# I Got into a Bunch of Chukars Today...



## AF CYN (Mar 19, 2009)

... and this is all I have to show for it.


----------



## 3arabians (Dec 9, 2014)

Haha. I admire your humility. A fun day was had no doubt 


Sent from my iPhone using Tapatalk


----------



## CPAjeff (Dec 20, 2014)

I love the honesty!


----------



## BPturkeys (Sep 13, 2007)

The pooch looks a little pissed:smile:


----------



## AF CYN (Mar 19, 2009)

BPturkeys said:


> The pooch looks a little pissed:smile:


For sure. I spent the first year thinking she was a crappy hunter.

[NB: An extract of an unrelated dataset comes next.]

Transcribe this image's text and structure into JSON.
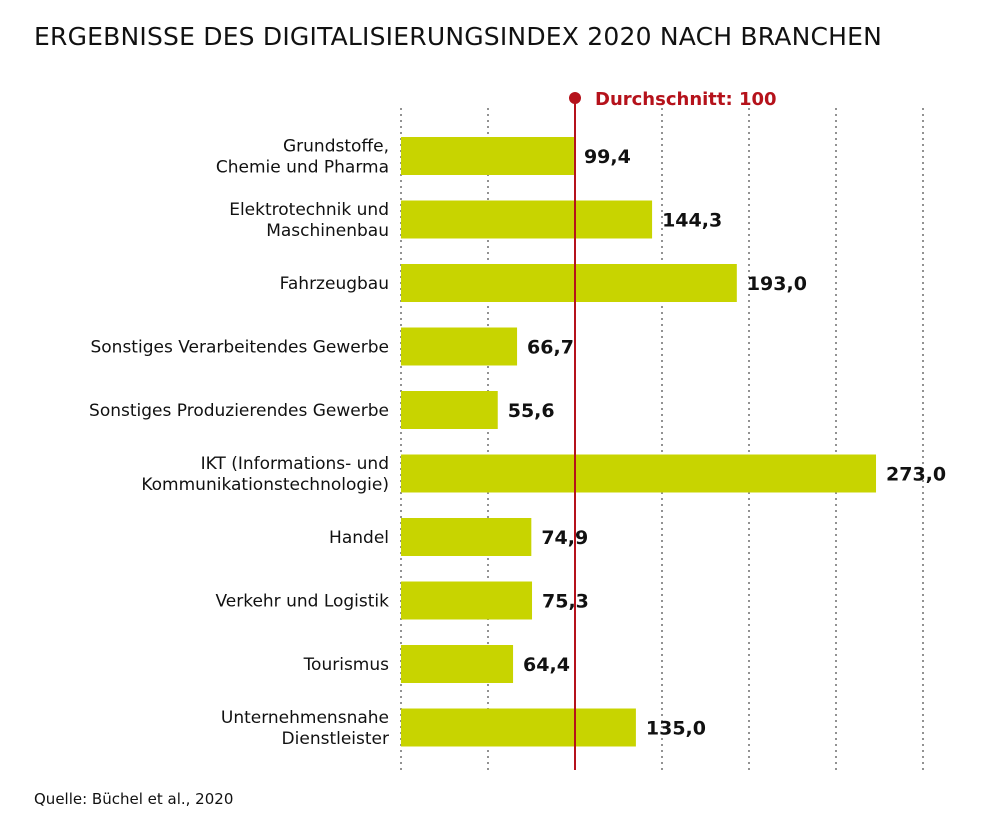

Now she's figuring things out and will spend the next 12 years thinking I'm a crappy hunter.


----------



## Dunkem (May 8, 2012)

At least you got some shots, just think of what you missed on cleaning them.


----------



## 2full (Apr 8, 2010)

I feel your pain, I know that feeling only too well. 
I used to be good with a shotgun, now I stink on flying birds.


----------



## Slap That Quack (Mar 2, 2017)

I've been there too! And yes, your dog looks a little unimpressed. 😁 but. At least you found them, and that's a win.


----------



## one4fishing (Jul 2, 2015)

Still looks like a good day.


----------



## Buckfinder (May 23, 2009)

Just think of it as catch and release hunting.


----------



## Gordon (Sep 11, 2007)

Same thing happened to me on New Years Eve. -O,-


----------



## shaner (Nov 30, 2007)

2full said:


> I feel your pain, I know that feeling only too well.
> I used to be good with a shotgun, now I stink on flying birds.


Try this next time out:
Don't pull the trigger until you CAN'T see the bird. Everyone, including me, lifts their head a tiny bit to see the bird get crunched.
Lifted head= missed bird.
If you don't believe me go shoot a couple clays and I'm sure you will hit them.


----------



## caddis8 (Sep 10, 2007)

I've been in a bit of a funk lately. Missed some easy birds and I'm pretty sure that's why. I also had my long range choke in from goose hunting while shooting pheasants, that didn't help, but it also didn't make me miss that badly.

Head down!


----------



## hook69 (Nov 26, 2016)

There's a reason they are called devil birds! I had a rough day last week, and my dog gave me that same look. However my dog is a lab and sometimes will chase them when they run so I put some blame on him... at least that's my story! :smile:


----------



## CPAjeff (Dec 20, 2014)

The coolest thing to me about this is that you packed your hulls out - most just leave them. Good job!


----------



## one4fishing (Jul 2, 2015)

CPAjeff said:


> The coolest thing to me about this is that you packed your hulls out - most just leave them. Good job!


This
Plus when you pick them up you aren't leading others to your hard earned spots.


----------



## tigerpincer (Dec 5, 2009)

Missing a few is a whole lot better than not finding any. Hopefully you got to enjoy the best part of the experience, watching your dog work wild birds.


----------



## Dexter (Sep 23, 2018)

Good to see you got into some birds, your GWP doesn't look to happy though. Better luck on your next outing. I tried my luck out on Friday with my GWP and lab near Brigham City on the benches. I didn't have any luck at all, just worn out legs and dogs. I haven't hunted chuckars in years. The last time I went was about 25 years ago out by Howell. Any suggestions where to go to give my dogs some experience and possibly put 1 or 2 in the frying pan? I live in the Ogden area.


----------



## AF CYN (Mar 19, 2009)

Dexter, I'll shoot you a PM.


----------